1862-63’de Elbis Gesaratsyan ilk kadın dergisi Gitar’ı yayımlar. Hemen sonra kadının toplumsal kurtuluşunun ekonomik özgürleşmeyle elde edilebileceğini savunan Sırpuhi Düsap, ateşli konuşmalarıyla Ağavni Vartanyan, şair, yazar ve öğretmen Zabel Asadur, Dzağik (Çiçek) ve Hay Gin kadın dergilerini çıkaran Hayganuş Mark kadın mücadelesini kendilerine has yol ve yöntemlerle yürütmeye çalışmışlardır. Onlar hem feminizmin Ermeni temsilcileri olmuşlar hem de Osmanlı kadınının özgürleşme mücadelesinde öncü katkılar sergilemekle, öncü figürler olarak en azında kadın tarihinde yerlerini almışlardır. Ermeni kadınının özgürlük mücadelesinde iki isim, Esayan ve Beyleryan, ise söylemleri ve siyasi görüşleriyle de diğerlerinden farklı bir çizgide yürümüşlerdir.
İlk başlarda Taşnak saflarında yer alan Zabel Esayan, zamanla sosyalizmin ateşli bir savunucusu olarak da siyasetin içinde bulunmuş hatta tamamen sosyalizmin etkisiyle Avrupa’yı terk ederek yeni kurulan Sovyet Ermenistanı’na yerleşmiştir… Büyük umutlarla!
Zabel Esayan ile aynı dönemde yaşamış Mari Beyleryan da Ermeni tarihinde önemli politik ve edebi roller üstlenip adı sanı neredeyse unutulmaya yüz tutmuş, ismi sadece bir iki ansiklopediye hapsolup kalmış bir kadındır, ne yazık ki!
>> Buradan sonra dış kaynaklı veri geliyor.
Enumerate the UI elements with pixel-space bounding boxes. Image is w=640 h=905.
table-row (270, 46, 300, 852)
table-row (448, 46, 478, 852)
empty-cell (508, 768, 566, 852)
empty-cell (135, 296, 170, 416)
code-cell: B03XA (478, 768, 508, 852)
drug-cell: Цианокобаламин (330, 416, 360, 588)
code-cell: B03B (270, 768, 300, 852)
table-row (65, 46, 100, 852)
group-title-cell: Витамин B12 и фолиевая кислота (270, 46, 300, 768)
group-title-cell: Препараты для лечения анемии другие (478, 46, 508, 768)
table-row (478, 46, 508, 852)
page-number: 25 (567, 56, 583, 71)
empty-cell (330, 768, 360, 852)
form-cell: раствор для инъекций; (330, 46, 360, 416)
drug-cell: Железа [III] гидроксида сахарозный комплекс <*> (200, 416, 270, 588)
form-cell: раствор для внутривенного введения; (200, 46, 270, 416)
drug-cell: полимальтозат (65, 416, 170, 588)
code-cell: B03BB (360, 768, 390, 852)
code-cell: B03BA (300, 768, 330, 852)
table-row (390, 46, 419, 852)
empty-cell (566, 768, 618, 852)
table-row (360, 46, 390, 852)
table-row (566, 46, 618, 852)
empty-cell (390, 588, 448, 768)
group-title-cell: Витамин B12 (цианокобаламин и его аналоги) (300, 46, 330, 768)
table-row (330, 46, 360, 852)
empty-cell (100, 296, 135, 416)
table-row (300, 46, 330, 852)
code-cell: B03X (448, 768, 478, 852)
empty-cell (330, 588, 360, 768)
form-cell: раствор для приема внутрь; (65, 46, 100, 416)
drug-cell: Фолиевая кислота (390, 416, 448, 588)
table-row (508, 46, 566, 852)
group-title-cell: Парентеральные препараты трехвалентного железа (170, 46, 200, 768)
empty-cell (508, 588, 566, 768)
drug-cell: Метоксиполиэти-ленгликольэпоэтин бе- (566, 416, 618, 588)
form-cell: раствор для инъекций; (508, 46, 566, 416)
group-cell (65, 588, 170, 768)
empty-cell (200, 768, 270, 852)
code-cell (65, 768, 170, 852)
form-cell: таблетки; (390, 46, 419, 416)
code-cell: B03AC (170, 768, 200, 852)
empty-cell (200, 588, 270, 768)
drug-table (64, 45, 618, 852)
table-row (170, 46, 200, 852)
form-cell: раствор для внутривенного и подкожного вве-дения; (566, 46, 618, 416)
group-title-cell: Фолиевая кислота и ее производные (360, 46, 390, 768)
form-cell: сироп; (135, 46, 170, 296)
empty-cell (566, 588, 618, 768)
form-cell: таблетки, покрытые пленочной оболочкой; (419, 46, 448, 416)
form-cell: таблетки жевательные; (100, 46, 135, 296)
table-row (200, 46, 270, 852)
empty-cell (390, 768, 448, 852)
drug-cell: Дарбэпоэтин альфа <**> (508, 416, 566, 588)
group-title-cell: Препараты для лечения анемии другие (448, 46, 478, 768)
Gerek kendisi gerekse ürettikleri bugün pek hatırlanmaz, oysa Ermeni kadın tarihi için olduğu kadar sosyalist tarih için de önemle vurgulanmayı hak eden bir isimdir. Gazeteci, yazar, şair, öğretmen ve sosyalist-feminist bir kadın aktivisttir.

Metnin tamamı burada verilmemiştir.